Quitter un appartement. Vider les lieux.

Décamper. Faire place nette. Débarrasser le plancher.

Inventorier, ranger, classer, trier.

Éliminer, jeter, fourguer.

Casser.

Brûler.

Descendre, desceller, déclouer, décoller, dévisser, décrocher.

Débrancher, détacher, couper, tirer, démonter, plier, couper.

Rouler.

Empaqueter, emballer, sangler, nouer, empiler, rassembler, entasser, ficeler, envelopper, protéger, recouvrir, entourer, serrer.

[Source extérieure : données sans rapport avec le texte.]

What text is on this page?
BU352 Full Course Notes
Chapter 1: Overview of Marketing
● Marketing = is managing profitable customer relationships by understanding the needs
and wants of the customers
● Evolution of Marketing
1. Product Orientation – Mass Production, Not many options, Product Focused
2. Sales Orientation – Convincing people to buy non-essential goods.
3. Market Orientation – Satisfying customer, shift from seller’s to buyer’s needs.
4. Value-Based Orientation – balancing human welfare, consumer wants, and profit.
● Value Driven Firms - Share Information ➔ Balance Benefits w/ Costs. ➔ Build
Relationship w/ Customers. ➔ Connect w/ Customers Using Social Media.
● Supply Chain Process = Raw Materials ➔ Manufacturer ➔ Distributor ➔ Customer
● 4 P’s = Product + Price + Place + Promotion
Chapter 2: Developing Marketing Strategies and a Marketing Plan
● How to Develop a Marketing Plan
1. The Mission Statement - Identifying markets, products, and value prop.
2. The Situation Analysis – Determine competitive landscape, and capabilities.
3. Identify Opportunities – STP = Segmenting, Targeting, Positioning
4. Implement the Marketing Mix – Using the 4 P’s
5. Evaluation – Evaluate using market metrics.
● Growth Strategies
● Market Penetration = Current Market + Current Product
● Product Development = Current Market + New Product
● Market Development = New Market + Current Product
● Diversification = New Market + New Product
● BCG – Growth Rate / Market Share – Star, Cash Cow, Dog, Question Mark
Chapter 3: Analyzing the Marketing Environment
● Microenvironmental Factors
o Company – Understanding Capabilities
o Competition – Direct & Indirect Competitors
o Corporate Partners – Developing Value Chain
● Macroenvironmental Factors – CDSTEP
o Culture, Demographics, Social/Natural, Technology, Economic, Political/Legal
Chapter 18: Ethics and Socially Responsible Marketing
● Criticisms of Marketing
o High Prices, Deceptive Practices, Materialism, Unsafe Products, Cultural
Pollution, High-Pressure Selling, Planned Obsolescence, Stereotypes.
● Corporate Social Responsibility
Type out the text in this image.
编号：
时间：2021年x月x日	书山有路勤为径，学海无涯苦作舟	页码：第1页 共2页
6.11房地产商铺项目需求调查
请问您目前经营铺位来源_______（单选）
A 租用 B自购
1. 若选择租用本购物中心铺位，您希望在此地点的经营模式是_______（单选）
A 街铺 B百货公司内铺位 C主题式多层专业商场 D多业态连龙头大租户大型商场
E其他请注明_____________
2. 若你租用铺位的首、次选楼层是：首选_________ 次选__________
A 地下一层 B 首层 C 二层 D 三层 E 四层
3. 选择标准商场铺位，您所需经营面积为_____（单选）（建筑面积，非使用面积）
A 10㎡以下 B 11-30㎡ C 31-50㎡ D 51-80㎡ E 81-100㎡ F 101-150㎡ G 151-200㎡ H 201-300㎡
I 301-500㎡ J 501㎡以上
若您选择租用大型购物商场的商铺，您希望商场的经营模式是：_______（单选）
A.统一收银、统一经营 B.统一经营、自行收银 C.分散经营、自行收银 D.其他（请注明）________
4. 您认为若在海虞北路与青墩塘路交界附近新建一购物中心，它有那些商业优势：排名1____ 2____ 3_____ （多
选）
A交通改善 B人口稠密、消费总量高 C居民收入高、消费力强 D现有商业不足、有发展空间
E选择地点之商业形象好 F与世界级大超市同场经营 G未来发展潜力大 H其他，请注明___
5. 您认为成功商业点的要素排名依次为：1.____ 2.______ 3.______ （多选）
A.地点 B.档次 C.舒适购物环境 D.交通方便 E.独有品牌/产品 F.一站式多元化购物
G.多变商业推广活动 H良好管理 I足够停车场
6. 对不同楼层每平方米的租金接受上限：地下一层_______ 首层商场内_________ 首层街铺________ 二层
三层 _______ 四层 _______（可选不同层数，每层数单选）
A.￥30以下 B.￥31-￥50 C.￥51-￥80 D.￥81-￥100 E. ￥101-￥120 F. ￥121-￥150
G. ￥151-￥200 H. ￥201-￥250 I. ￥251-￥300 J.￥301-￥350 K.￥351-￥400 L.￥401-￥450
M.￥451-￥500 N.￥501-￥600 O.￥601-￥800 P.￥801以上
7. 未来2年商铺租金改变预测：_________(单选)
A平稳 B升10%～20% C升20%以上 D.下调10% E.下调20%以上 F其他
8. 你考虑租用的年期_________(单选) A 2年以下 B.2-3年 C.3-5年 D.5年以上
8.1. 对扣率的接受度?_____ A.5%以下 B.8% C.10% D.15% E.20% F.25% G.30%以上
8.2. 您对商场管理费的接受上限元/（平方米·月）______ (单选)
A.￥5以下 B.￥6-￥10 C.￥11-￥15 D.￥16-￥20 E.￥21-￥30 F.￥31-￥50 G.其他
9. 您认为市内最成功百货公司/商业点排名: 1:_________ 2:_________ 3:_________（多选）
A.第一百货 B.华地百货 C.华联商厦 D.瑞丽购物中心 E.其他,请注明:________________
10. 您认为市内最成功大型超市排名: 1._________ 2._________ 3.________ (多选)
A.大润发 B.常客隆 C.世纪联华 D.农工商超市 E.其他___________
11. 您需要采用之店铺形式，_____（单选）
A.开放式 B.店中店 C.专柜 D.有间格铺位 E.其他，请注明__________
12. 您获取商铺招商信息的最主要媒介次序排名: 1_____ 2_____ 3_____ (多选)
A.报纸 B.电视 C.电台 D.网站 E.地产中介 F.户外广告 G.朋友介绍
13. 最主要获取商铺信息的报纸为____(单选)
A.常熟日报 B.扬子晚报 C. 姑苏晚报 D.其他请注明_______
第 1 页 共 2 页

Enlever, porter, soulever.

Balayer.

Fermer.

Partir.

 

 

Georges Perec

 

 

 

 

Terre-Lune

 

Terre Lune, Terre Lune

Ce soir j'ai mis mes ailes d'or

Dans le ciel comme un météore

Je pars

 

Terre Lune, Terre Lune

J'ai quitté ma vieille atmosphère

J'ai laissé les morts et les guerres

Au revoir

 

Dans le ciel piqué de planètes

Tout seul sur une lune vide

Je rirai du monde stupide

Et des hommes qui font les bêtes

 

Terre Lune, Terre Lune

Adieu ma ville, adieu mon cœur

Globe tout perclus de douleurs

Bonsoir.

 

Boris Vian

 

 

 

L’albatros

 

Souvent, pour s’amuser, les hommes d’équipage

Prennent des albatros, vastes oiseaux des mers,

Qui suivent, indolents compagnons de voyage,

Le navire glissant sur les gouffres amers.

 

A peine les ont-ils déposés sur les planches,

Que ces rois de l’azur, maladroits et honteux,

Laissent piteusement leurs grandes ailes blanches

Comme des avirons traîner à côté d’eux.

 

Ce voyageur ailé, comme il est gauche et veule !

Lui, naguère si beau, qu’il est comique et laid !

L’un agace son bec avec un brûle-gueule,

L’autre mime, en boîtant, l’infirme qui volait !

 

Le poète est semblable au prince des nuées

Qui hante la tempête et se rit de l’archer ;

Exilé sur le sol au milieu des huées,

Ses ailes de géant l’empêchent de marcher.

 

Charles Baudelaire

 

 

 

 

Le globe

 

Offrons le globe aux enfants, au moins pour une journée.

Donnons-leur afin qu’ils en jouent comme d’un ballon multicolore

Pour qu’ils jouent en chantant parmi les étoiles.

Offrons le globe aux enfants,

Donnons-leur comme une pomme énorme

Comme une boule de pain toute chaude,

Qu’une journée au moins ils puissent manger à leur faim.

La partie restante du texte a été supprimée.